The Government of the United Kingdom has published proposals regarding the possibility of re-domiciliation of companies from other jurisdictions to the UK. Corporate re-domiciliation means relocating a company from one jurisdiction to another while maintaining its identity as a legal person. After re-domiciliation, Companies incorporated outside the UK will be entirely governed by UK laws. The Government intends to allow re-domiciliation for all legal entities insofar as they are comparable with the UK legal forms. It is assumed that re-domiciliation will be possible both to and out of the UK.

The option to relocate to the UK will be available not only for European companies. Re-domiciliation can also be allowed to companies incorporated in Canada, New Zealand, Singapore, several US states (Delaware, Florida, Wyoming and others), Cyprus, Malta, Belgium, Luxembourg, and (solely for investment funds) Ireland, and many offshore financial centres. The Government believes that re-domiciled companies will not be subject to economic substance conditions. It also is not planning to prescribe a minimum turnover for companies wishing to re-domicile to the UK.

For tax purposes, the assets of the companies re-domiciled to the UK will be appraised at their market value. However, it is unclear whether this rule can apply to companies moved from non-EU jurisdictions.

As part of the consultations, it is proposed to consider the implications of re-domiciliation on personal tax liabilities of individuals (owners of companies) and stamp taxes. Stamp tax generally arises on transfers of existing shares issued by UK incorporated companies but does not apply to the issue of new shares.

Regarding tax residence of companies re-domiciled out of the UK to another jurisdiction (assuming that their central management and control are exercised outside the UK), the Government is considering two options: a company ceases to be UK resident by virtue of the re-domiciliation or continues to be treated as UK resident unless it is treated as a non-UK resident under a double taxation agreement.

To re-domicile to the UK, the incoming companies must meet the proposed eligibility criteria:

  1. Companies can only re-domicile to the UK if their current place of incorporation allows it and they have complied with all legal requirements in their country of origin.
  2. No legal or enforcement action in the current country of incorporation is being taken against the company’s directors. Directors must also meet all the requirements of UK company law.
  3. Re-domiciliation must be made in good faith (for example, not to evade creditors) and must not pose any risks to national security.
  4. The processing of the application for re-domiciliation will be conditioned by payment of a registration fee.
  5. Only solvent companies will be able to re-domicile to the UK. The company’s assets must exceed its liabilities.
  6. Companies must not be in liquidation or similar procedures.

The public is invited to express their views on 45 questions.

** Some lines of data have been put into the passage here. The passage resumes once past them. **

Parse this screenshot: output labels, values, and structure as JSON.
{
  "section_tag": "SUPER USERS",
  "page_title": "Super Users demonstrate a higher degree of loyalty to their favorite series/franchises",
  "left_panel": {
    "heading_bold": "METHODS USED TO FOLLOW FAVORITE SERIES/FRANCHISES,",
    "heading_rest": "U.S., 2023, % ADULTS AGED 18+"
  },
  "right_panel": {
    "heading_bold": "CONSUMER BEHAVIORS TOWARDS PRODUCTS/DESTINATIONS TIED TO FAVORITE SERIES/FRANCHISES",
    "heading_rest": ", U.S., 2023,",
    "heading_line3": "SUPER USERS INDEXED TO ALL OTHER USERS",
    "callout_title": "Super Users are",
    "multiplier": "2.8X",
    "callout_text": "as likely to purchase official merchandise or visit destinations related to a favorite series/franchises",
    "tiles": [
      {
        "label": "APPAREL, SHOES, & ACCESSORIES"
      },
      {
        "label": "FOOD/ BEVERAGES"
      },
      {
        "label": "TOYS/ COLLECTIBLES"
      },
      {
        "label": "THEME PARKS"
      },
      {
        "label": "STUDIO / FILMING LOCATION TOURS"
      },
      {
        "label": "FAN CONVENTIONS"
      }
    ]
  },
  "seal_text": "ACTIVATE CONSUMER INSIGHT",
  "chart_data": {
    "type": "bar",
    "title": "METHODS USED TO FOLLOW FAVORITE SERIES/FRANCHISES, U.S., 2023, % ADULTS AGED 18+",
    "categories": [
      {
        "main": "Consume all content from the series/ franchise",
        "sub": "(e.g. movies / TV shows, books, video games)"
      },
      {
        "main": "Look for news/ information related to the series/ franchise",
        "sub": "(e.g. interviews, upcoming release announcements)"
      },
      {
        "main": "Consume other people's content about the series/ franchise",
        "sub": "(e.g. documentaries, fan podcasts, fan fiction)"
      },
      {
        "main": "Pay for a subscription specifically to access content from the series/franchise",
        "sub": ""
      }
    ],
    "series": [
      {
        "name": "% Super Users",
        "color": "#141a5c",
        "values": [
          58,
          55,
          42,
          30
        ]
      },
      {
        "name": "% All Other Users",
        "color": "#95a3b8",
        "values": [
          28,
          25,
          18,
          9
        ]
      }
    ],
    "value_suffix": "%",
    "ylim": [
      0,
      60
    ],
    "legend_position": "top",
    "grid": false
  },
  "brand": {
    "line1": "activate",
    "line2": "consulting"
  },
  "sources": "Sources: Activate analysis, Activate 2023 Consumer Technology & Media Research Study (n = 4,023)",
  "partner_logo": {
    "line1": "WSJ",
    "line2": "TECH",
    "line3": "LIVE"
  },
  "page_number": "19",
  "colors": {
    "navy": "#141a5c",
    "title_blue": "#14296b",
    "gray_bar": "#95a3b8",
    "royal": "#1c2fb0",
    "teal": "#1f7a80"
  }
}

In particular, the stakeholders are asked about:

  1. the advantages of re-domiciliation in comparison with existing methods of relocation of business to the UK;
  2. types of companies and sectors of the economy that will be most interested in re-domiciliation;
  3. the level of demand the UK might expect from the foreign companies seeking to re-domicile;
  4. the jurisdictions from which companies would most likely re-domicile to the UK?
  5. the features of foreign re-domiciliation regimes that the UK should adopt or avoid?
  6. the factors that would influence the choice of the UK as a place of incorporation;
  7. pros and cons of the possible time limit of being domiciled outside the UK before re-domiciliation; and others.

The consultations’ closing date is 7 January 2022.